Mahmoud Basal und seine Kollegen retten die Menschen nach israelischen Bombardements und Angriffen aus den Trümmern. Sie bergen die Körper der Toten. Nach dem Waffenstillstandsabkommen vom 19. Januar 2025 sei es vor allem darum gegangen, die von Israel kontrollieren Gebiete zu sichern. Doch Arbeit sei für ihn und sein Team nach wie vor schwierig, denn die Kapazität des Zivilschutzteams würden nicht ausreichen. Ausserdem gab es auch

Gerade im Zentrum und im Norden Gazas, wurden die Gebiete von israelischen Truppen stark kontrolliert. Dort hindurch führte auch der Netzarim Korridor – Dieser sei auch bekannt gewesen als Todeszone, so Mahmoud Basal. Denn viele palästinensische Zivilist*innen sind dort bei der Flucht von Nord nach Gaza Stadt von israelischen Streitkräften getötet worden.

«Ihre Namen landen auf der Liste der Vermissten und ihr Schicksal bleibt so für immer ungewiss.»
Mahmoud Basal Sprecher des Zivilschutzes Gaza

«In dieser Gegend tauchen täglich Leichname auf», so Mahmoud Basal. Das schlimmste sei, dass die Menschen nicht identifiziert werden können: «Oft finden wir nur noch Schädel, Gliedmaßen, Organe und Skelette vor, die nicht mehr zugeordnet werden könnten.»

Dasselbe bei den Massengräbern, die Mahmoud Basal und sein Team in Gaza entdeckten. Diese wurden von israelischen Truppen ausgehoben und mit den toten Körpern der Palästinenser*innen gefüllt. Im Gegensatz zu den Gefangenen Palästinenser*innen würden die Getöteten nicht mehr identifizierbar «Ihre Namen landen auf der Liste der Vermisste und ihr Schicksal bleibt so für immer ungewiss.», sagt Mahmoud Basal betrübt.

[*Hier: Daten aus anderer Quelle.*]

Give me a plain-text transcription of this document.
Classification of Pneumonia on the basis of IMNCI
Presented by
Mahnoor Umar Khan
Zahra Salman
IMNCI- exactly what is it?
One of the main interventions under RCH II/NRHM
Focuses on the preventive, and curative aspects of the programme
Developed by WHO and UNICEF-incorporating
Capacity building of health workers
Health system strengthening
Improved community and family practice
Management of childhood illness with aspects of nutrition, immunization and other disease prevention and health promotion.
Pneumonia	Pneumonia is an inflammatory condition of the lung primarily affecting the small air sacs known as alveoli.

Neben den Vermissten Menschen stelle auch die Zerstörung der Infrastruktur ein massives Problem dar. Es gebe noch immer keine funktionierenden Spitäler. Pflegepersonal und Ärzt*innen wurden durch israelische Soldaten gezielt getötet und verhaftet. Beispielsweise sorgte die Verhaftung des Arztes Dr. Hussam Abu Safya international für Kritik. Am 27. Dezember 2024 stürmte das israelische Militär das Kamal-Adwan-Krankenhaus in Mashrou' Beit Lahiya und nahm den Direktor sowie weiteres medizinisches Personal und Patient*innen willkürlich fest. Menschenrechtsorganisationen fordern die Freilassung von palästinensischem Gesundheitspersonal. Mahmoud Basal erklärt, dass die Zivilist*innen aufgrund der zerstörten Infrastruktur Schwierigkeiten hätten, überhaupt in die Spitäler zu gelangen. Der Weg dauere mehrere Stunden zu Fuss. Denn Transportmöglichkeiten gebe es kaum.

Die nächsten Schritte der Waffenruhe sind noch immer unklar. Klar ist aber, dass Mahmoud Basal und sein Team dringenst Unterstützung brauchen. Der Zivilschützer meldet, dass auch aus seinem Team über hundert Personen getötet, über Dreihundert verletzt und über Zwanzig gefangen genommen wurden. Mahmoud Basal verlangt, dass internationale Gemeinschaft hinschaue und seinem Team Schutz gemäss den Genfer Konventionen und des humanitären Völkerrechts Schutz gewähren.